Empirical academic studies have shown that recidivism rates decline when inmates have more access to communicating with loved oves. Unfortunately, the major players in inmate communications have been largely monpolized for a very long time. They gouge families who are already struggling financially in most cases, and Pigeonly is a company founded by a former convict that set out to disrupt the status quo.


When I arrived at Pigeonly, they had never had a dedicated UI/UX person on staff full-time. Their photo delivery and phone call products were put together largely by contractors and a small team including the CTO. They lived in separate codebases and had very little visual or UX consistency. My first job at Pigeonly was to fix that.

One of the first steps was making sense of all the user paths.

Not So Normal Use-cases

While streamlining Pigeonly into a platform from a UX perspective, I got a taste for designing for a specialized target demographic - both in my research and with guidance from our CEO. Pigeonly’s users and target users are used to being taken advantage of by the greedy prison telecom monopolies, and are generally very distrusting of anybody looking to charge them for these services. Additionally, most of the users did not use email, and only wanted to communicate VIA mobile SMS. These factors perpetually informed our design and marketing decisions.

Stepping Out of My Comfort Zone

If there is one thing I could say about working with Pigeonly, it’s that I was always out of my comfort zone - in a good way. It made for a fun challenge, and a lot of growth. Pigeonly’s target demographic is African American and Latin American women aged 35-55. So as a white male in his twenties, I was decidedly not the same as the people I was designing for.
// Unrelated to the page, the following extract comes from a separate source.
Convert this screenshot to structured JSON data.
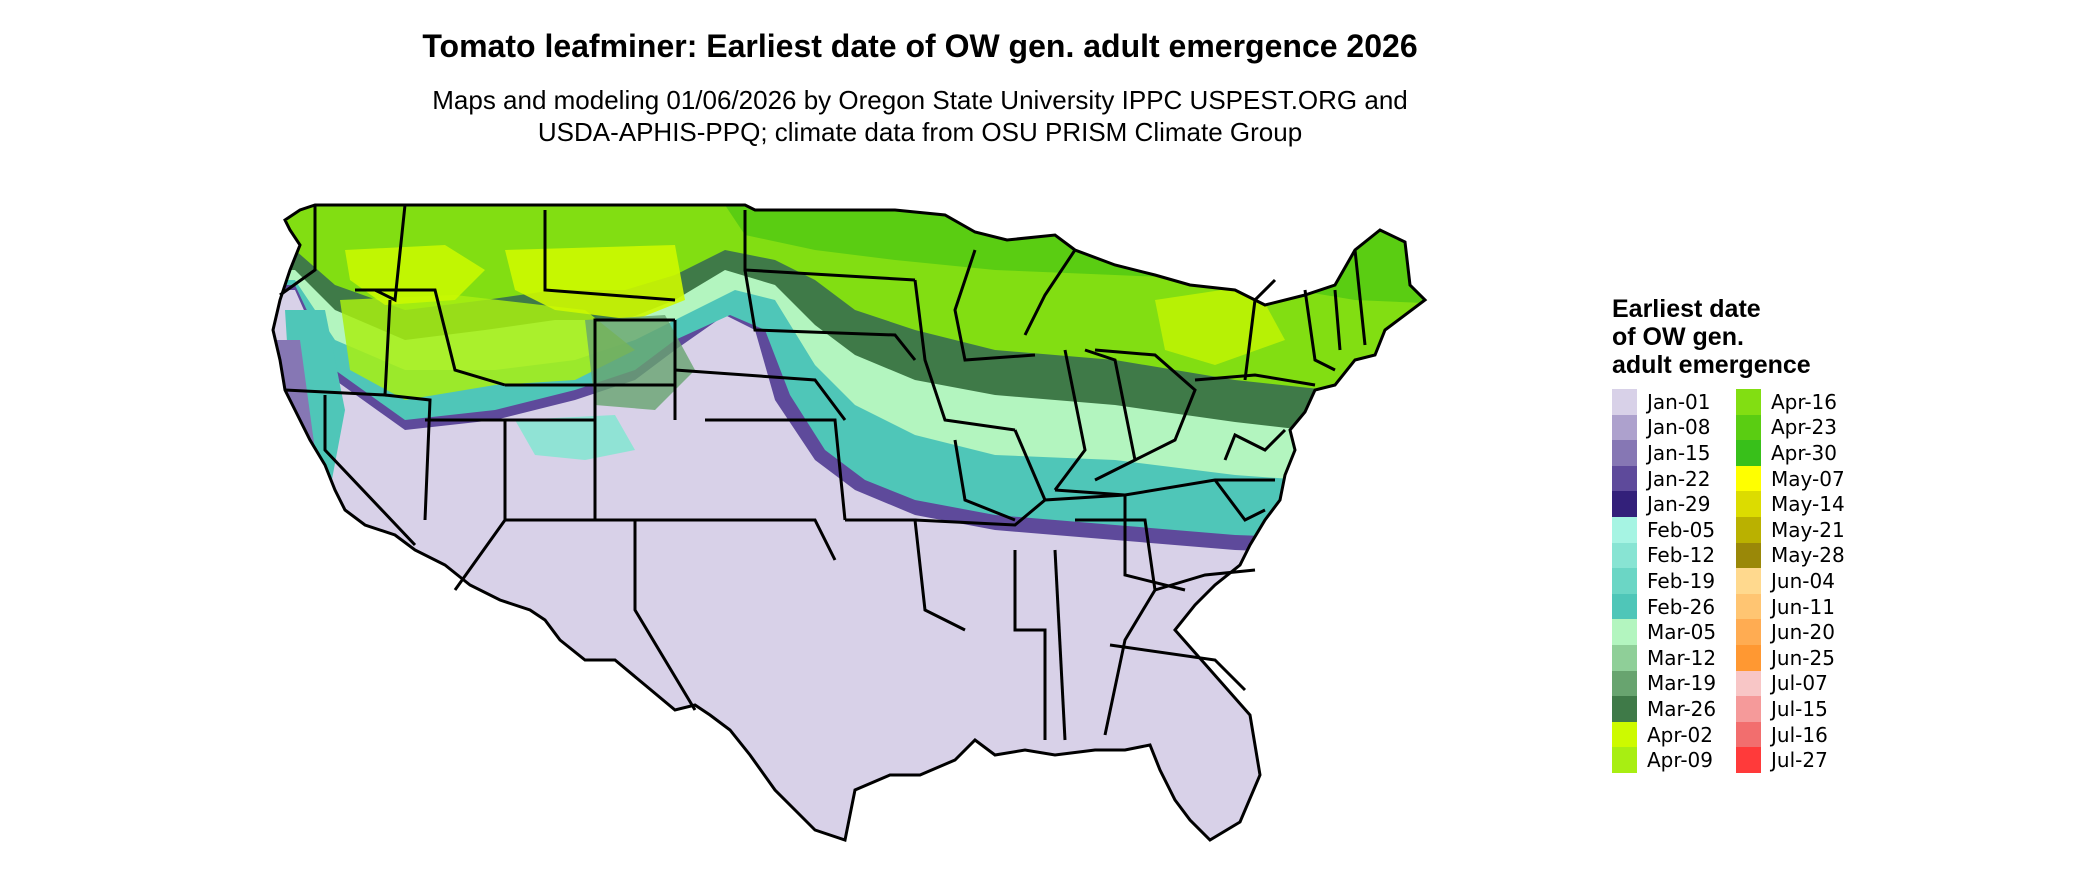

Getting past this requried a lot of user observation through heatmaps and apps like Full Story, as well as constantly reminding myself that how I operate the web is not the same as our users.

Some of my performance was measured on conversion metrics at checkout, and successful non-abandoned signups. I was tasked with setting these funnels up and reporting from Google Analytics, which was also out of my comfort zone, but I learned a ton.

First wireframes for Pigeonly single sign on. Email was always optional for user accounts based on our research and knowledge of the target demo.

With the Inmate in Mind

Without question, designing for Pigeonly was one of the most unique experiences of my life. The amount of growth I experienced after a year and a half of designing for a target market so different than me was remarkable, and a true exercise in empathy.

Early lo-fi mock


We put out a ton of stuff in my time at Pigeonly. I am proud to have been the lead designer on Photos by Pigeonly, Voice by Pigeonly, Message by Pigeonly, and continuous iterations on single sign-on and the company’s marketing website.

Putting aside the technical, empathetic and design skills I gained at Pigeonly - the most rewarding moments were hearing from the relatives of inmates who were just so overjoyed about our services. It was great to have done a lot of work that had social impact.